I attended a women’s conference last year and met a pleasant career coach who helps her clients determine their ideal jobs. She also works with résumés, interview preparations, etc. We exchanged business cards, and she added me to her newsletter mailing list.
She is likely very good at helping people identify career paths that are a good personality fit, which is the crux of her services. However, I have yet to recommend her to a potential client. Why? Because I see at least one glaring grammatical error in each of her newsletters or Facebook posts, and the fact that she makes basic errors in her own materials makes me wonder what damage she might do to with a client’s résumé or cover letter.
Here are two examples of errors I’ve seen her make:
1) Headline of her newsletter:
- What it said: Its a new year! What are your professional resolutions?
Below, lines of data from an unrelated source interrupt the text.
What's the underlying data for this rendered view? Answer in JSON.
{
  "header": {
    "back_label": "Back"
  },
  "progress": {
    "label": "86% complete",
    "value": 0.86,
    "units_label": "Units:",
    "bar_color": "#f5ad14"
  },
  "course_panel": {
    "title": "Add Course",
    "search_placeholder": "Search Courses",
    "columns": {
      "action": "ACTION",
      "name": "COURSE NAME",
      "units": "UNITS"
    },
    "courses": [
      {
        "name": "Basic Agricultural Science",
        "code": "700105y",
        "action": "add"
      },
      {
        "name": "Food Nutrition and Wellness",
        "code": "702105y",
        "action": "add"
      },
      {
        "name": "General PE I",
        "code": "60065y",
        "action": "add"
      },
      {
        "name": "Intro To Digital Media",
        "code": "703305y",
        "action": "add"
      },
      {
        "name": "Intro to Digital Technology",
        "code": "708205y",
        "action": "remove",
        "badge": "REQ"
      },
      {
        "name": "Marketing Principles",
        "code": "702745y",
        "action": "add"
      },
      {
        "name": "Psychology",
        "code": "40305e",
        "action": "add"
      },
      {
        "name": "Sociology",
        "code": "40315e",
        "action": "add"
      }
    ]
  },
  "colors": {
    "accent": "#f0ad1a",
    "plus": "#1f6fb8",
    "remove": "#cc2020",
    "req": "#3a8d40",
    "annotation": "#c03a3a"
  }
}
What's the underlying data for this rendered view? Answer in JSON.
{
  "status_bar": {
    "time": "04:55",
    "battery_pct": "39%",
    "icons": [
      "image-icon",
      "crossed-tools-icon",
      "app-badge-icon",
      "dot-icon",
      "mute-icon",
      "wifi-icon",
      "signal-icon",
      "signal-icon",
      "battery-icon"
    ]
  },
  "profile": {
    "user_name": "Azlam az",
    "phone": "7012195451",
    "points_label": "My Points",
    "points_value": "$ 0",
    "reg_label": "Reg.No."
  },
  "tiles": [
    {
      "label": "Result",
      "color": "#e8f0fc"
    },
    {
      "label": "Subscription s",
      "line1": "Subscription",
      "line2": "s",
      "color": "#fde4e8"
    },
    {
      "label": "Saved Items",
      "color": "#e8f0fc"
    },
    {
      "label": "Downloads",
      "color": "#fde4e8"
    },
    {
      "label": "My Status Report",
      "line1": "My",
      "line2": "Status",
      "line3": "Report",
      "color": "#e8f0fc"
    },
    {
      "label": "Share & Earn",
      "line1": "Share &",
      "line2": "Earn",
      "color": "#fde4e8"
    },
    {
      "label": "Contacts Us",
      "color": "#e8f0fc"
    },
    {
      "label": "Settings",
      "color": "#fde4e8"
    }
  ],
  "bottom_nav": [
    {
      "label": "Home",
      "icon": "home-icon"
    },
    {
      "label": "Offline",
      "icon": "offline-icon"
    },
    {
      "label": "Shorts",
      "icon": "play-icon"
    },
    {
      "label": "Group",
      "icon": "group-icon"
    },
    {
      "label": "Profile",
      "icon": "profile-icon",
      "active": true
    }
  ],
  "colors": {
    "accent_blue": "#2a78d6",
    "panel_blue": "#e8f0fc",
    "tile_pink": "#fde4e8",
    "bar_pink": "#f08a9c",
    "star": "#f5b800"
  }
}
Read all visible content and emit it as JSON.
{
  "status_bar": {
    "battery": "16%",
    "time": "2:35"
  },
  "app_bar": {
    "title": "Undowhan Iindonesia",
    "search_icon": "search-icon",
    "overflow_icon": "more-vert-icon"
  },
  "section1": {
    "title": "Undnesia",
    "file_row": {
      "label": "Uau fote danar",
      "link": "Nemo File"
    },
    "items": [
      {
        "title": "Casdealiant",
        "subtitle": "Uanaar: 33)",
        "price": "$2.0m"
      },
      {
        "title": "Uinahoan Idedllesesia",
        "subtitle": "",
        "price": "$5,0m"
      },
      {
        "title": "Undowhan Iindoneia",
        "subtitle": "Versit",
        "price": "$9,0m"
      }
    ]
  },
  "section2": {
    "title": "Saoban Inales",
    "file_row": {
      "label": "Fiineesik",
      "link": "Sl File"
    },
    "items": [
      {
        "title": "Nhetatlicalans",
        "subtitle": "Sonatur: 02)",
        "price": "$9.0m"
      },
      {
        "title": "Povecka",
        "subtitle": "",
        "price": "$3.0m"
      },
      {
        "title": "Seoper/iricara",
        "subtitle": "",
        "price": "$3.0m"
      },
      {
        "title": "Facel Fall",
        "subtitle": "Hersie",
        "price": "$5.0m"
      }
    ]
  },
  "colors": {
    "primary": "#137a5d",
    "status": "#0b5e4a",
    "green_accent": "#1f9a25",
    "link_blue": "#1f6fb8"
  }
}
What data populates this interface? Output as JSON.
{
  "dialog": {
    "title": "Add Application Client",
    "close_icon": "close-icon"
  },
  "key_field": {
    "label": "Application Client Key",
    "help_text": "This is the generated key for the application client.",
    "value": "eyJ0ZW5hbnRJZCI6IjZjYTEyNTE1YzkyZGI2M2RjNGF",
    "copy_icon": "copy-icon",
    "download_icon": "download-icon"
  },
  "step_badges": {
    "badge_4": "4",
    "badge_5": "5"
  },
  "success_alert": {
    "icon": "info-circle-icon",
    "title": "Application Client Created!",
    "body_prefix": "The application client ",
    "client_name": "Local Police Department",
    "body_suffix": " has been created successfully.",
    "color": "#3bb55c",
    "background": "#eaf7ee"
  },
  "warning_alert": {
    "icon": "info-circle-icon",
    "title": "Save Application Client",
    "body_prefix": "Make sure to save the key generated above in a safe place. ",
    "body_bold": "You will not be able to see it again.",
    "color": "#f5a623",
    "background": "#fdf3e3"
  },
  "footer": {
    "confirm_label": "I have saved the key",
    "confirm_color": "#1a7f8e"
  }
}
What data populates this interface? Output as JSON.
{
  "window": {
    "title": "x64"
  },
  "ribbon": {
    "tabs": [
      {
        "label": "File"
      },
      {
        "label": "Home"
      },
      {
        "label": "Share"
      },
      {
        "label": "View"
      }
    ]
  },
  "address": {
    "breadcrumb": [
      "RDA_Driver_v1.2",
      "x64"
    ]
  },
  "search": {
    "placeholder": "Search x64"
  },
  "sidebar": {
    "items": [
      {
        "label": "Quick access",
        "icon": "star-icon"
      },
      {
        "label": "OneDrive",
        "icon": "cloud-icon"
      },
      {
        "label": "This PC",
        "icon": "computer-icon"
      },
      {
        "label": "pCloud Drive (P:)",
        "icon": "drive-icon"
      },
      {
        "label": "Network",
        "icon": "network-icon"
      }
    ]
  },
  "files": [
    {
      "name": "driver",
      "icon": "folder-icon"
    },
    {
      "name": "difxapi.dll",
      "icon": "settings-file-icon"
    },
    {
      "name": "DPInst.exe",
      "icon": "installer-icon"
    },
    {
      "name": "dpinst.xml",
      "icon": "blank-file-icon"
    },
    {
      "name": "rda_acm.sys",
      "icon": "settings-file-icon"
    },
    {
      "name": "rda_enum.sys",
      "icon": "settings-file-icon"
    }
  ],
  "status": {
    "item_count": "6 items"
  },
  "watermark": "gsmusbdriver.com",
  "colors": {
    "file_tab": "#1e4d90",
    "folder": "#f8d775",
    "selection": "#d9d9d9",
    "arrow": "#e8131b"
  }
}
- What it should have said: It’s a new year! What are your professional resolutions?
2) Facebook post:
- What it said: Here are three book’s every female entrepreneur should read
- What it should have said: Here are three books every female entrepreneur should read
I’m sure this woman is very intelligent, and while I probably know a few people who could benefit from her services, I just can’t bring myself to “share” posts or forward newsletters with errors like these. Think about this example when you set out to market your book. Your bio, your book description, your email pitches, everything you do to promote your work should be free of errors. Grammar does matter, and people do notice – especially if you’re putting yourself out there as a professional writer.